State Sen. Alice Johnson has been the champion of breakfasts for Minnesota school children through two legislative careers. The Spring Lake Park DFLer is working hard to secure $7.25 million in surplus dollars to provide free breakfasts for all Minnesota school children. She'll learn at Thursday's Senate Finance Committee meeting whether her persistence has paid off.

Free school breakfasts are a project she began 20 years ago in part one of her two-part legislative career. Johnson served 14 years in the House, from 1986 to 2000, including a stint as chair of the K-12 funding committee.

She returned as a senator in 2013, and discovered to her surprise and dismay that she could pick up where she left off on school breakfasts. The positive results of a six-site, three-year pilot project she pushed through the 1994 Legislaturs had been ignored during her hiatus from the Capitol.

That's a shame, Johnson said, because those results should have compelled action.
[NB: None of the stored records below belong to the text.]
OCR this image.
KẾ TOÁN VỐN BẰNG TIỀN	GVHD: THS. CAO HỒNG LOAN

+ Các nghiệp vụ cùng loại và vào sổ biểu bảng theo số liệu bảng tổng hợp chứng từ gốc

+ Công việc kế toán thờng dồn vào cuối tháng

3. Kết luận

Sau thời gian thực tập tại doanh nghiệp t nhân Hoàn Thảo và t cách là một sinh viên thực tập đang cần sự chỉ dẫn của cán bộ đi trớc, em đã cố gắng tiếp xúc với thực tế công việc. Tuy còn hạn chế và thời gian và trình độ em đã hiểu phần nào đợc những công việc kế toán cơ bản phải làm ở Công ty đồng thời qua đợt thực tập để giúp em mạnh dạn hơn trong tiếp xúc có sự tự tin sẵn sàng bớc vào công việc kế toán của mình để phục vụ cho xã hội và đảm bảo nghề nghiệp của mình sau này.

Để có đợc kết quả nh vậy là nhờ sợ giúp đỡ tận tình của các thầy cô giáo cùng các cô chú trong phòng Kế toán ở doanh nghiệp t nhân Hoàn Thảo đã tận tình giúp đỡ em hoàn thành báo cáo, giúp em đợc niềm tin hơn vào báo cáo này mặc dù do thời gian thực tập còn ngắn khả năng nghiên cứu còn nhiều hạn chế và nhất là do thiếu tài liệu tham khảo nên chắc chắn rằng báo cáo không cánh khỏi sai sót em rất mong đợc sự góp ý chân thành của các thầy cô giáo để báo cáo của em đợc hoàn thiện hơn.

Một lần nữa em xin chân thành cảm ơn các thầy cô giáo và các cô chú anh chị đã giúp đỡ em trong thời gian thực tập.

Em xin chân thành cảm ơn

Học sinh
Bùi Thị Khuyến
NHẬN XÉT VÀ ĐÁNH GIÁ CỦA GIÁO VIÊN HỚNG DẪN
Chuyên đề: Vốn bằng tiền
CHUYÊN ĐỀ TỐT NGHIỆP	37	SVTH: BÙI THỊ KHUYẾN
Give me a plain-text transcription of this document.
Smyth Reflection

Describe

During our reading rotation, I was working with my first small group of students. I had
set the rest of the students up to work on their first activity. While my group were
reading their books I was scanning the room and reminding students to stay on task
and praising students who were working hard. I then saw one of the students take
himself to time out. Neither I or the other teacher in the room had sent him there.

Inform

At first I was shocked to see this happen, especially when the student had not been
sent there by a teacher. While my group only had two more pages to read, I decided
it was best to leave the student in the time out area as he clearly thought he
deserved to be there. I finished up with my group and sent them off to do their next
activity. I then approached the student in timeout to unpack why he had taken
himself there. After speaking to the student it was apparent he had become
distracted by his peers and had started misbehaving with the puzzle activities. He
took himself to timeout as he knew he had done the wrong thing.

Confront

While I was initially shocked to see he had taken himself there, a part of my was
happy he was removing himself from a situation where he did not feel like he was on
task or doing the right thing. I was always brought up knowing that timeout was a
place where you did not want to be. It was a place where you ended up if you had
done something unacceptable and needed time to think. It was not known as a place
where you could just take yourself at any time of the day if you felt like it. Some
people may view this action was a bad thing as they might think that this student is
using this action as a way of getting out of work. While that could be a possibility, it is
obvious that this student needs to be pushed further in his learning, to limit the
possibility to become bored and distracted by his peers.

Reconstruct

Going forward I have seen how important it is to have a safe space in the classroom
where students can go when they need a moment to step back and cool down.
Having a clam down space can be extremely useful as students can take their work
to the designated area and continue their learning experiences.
They showed that if all children were offered free breakfast, nearly all children participated. Today, only students who qualify for free and reduced-price lunches are offered free breakfasts. Only about half of eligible students participate. The pilot project analysis pointed to one reason: the stigma of a subsidized meal is counter-productive.

When all students ate breakfast in their classrooms, attentiveness and behavior through the day improved. School nurse visits declined in number. And test scores improved, as judged by the scores of sixth graders who were offered free school breakfasts compared with their own performances as third graders, when free breakfasts were only available to a few.

Providing free school breakfasts "offers the best return on any investment in closing the achievement gap," Johnson says. She's even made a video to sell the idea.

Free school breakfasts for all are among a number of policy ideas that were advancing at the state Capitol in the late 1990s, then slowed or halted by two recessions, recurring deficits and partisan discord. Now that the state budget is in the black again, Johnson may be back at the Legislature at just the right time.